One of the four prongs of the reasons for my concerns about the planet and the existence of our progeny on it...is nuclear power, whether it be nuclear weapons, or nuclear power plants.   I think that this is a very interesting article, because it looks at the long term, the future for our species a long way ahead, and what we should be doing about it now.  Mind you...all of us on this mailing list will be long dead by the time these events come about, and the one absolute about the future...is that it is uncertain.  We can only look at trends and try to make assumptions from them on how the future will develop...predictions are just that, and it is luck more than judgement...
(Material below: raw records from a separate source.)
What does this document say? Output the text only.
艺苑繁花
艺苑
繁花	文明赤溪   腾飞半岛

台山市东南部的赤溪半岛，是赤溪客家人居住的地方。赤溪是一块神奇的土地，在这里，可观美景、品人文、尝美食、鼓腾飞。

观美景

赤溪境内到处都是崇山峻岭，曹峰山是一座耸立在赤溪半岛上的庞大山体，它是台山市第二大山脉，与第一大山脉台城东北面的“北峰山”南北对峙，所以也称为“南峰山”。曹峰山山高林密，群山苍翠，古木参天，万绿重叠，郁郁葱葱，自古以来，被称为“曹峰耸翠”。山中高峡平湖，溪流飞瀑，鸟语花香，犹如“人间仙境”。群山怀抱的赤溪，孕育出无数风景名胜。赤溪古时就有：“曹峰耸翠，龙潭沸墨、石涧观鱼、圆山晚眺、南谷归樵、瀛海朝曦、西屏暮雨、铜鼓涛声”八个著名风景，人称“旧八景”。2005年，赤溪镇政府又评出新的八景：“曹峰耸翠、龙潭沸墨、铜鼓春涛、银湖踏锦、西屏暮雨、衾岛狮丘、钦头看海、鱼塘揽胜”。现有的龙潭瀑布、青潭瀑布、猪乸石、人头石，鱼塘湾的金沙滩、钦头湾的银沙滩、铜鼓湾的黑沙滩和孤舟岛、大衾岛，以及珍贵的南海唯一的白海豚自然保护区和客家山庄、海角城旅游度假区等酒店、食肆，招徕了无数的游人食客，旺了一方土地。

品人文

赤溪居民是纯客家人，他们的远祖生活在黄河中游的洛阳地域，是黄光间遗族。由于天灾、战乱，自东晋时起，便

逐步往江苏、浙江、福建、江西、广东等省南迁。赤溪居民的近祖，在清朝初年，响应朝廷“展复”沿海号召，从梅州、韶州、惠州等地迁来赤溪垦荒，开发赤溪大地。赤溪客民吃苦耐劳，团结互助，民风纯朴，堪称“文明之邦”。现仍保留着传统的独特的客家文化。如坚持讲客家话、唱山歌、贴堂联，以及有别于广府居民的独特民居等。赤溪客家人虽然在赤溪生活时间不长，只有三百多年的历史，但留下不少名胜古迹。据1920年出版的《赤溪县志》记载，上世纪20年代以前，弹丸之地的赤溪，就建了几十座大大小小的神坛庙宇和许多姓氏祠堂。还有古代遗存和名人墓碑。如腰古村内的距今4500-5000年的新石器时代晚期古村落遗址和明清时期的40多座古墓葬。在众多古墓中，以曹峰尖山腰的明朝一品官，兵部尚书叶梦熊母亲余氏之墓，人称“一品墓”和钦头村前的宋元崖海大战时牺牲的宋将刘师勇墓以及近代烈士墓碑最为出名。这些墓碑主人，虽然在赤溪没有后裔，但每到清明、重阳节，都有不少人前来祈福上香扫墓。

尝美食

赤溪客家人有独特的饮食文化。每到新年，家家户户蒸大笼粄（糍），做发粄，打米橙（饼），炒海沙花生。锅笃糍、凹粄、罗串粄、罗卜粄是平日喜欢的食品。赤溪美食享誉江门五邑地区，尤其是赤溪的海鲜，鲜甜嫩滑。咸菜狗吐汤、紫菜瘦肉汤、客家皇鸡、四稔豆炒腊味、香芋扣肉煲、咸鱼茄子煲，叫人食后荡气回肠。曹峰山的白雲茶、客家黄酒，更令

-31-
I hope you enjoy this article...to me it is certainly food for thought.  It makes our present problems bizarre to say the very least... There is an old mine here in England, which was a lead mine...only a few know of its exact location, and some brave souls have visited it, specialist archaeologists, forensic geologists, and all those other specialisms to do with the human species.  It was a mine in Anglo-Saxon times, and it is still a very dangerous place to go...People worked and died there, and now even visitors are only allowed to spend a short amount of time there...that is the legacy of humankind who didn't know what they were dealing with in the past...

ATB

Dougie.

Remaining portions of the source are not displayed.